Cotton Song opens with social worker Baby Allen bumping her Model T down a dry and dusty 1940s Mississippi road on her way to rescue a twelve-year-old African-American girl. She hopes that Sally Johnson has survived the lynch mob that killed her mother, Letitia, after she was accused of drowning the (white) baby of the town’s most important family. As Baby fights to uncover the truth behind this heinous crime, she finds herself at odds with Boss Chief and his son, Jake Lemaster, who run Parchman Farm – a local prison – on the backs of men unjustly accused.

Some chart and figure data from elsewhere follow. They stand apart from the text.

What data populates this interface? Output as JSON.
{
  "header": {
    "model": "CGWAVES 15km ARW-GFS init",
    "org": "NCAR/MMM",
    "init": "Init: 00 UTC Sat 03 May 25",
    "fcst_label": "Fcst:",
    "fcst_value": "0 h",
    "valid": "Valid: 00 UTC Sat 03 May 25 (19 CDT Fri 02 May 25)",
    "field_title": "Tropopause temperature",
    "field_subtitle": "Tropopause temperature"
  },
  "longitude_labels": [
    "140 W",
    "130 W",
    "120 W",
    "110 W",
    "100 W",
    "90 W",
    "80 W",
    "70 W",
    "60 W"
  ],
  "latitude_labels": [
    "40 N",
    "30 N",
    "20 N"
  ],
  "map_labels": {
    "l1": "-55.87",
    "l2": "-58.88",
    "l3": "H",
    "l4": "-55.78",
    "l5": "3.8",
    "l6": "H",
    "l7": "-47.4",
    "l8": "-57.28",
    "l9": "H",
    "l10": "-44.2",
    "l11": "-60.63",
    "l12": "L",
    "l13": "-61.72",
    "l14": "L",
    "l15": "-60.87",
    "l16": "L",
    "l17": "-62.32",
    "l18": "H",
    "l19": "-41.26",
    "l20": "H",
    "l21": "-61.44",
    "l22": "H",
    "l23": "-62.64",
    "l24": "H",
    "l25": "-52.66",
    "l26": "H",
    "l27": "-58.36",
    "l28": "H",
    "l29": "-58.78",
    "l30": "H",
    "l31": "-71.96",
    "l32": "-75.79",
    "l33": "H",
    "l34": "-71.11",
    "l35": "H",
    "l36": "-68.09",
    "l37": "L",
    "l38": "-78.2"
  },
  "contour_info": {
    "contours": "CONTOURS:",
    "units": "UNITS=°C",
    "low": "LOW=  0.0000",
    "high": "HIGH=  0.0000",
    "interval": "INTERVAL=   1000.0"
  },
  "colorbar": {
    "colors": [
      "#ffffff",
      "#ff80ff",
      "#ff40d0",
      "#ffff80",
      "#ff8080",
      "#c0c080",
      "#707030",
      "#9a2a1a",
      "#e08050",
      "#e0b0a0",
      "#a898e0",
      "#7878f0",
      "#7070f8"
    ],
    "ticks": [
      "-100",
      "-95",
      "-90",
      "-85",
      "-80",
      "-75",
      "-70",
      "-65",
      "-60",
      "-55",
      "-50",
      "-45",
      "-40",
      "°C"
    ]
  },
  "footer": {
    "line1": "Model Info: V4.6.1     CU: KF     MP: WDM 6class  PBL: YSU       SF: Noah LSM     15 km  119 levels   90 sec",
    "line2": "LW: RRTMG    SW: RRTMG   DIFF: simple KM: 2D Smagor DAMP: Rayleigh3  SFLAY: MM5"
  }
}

Bailey uses several narrators to move the story forward, with much success. Readers meet Jolene, Jake’s prim wife, and feel her misery. Readers suffer with Sissy as she struggles to understand what happened to her baby daughter. Readers get chilling glimpses into the hidden lives and motivations of these and other characters. The contrast between the sultry Mississippi heat and the coldness of some of the characters is one of the novel’s most captivating aspects.
The combination of such incredibly well-written characters and an almost timeless, yet so of-its-time, story creates an incredibly harsh and touching read. This is one of those books that, after finishing, gets placed quietly on the table, pushed slowly away, and leaves one feeling quietly reflective for a few moments. I highly recommend it.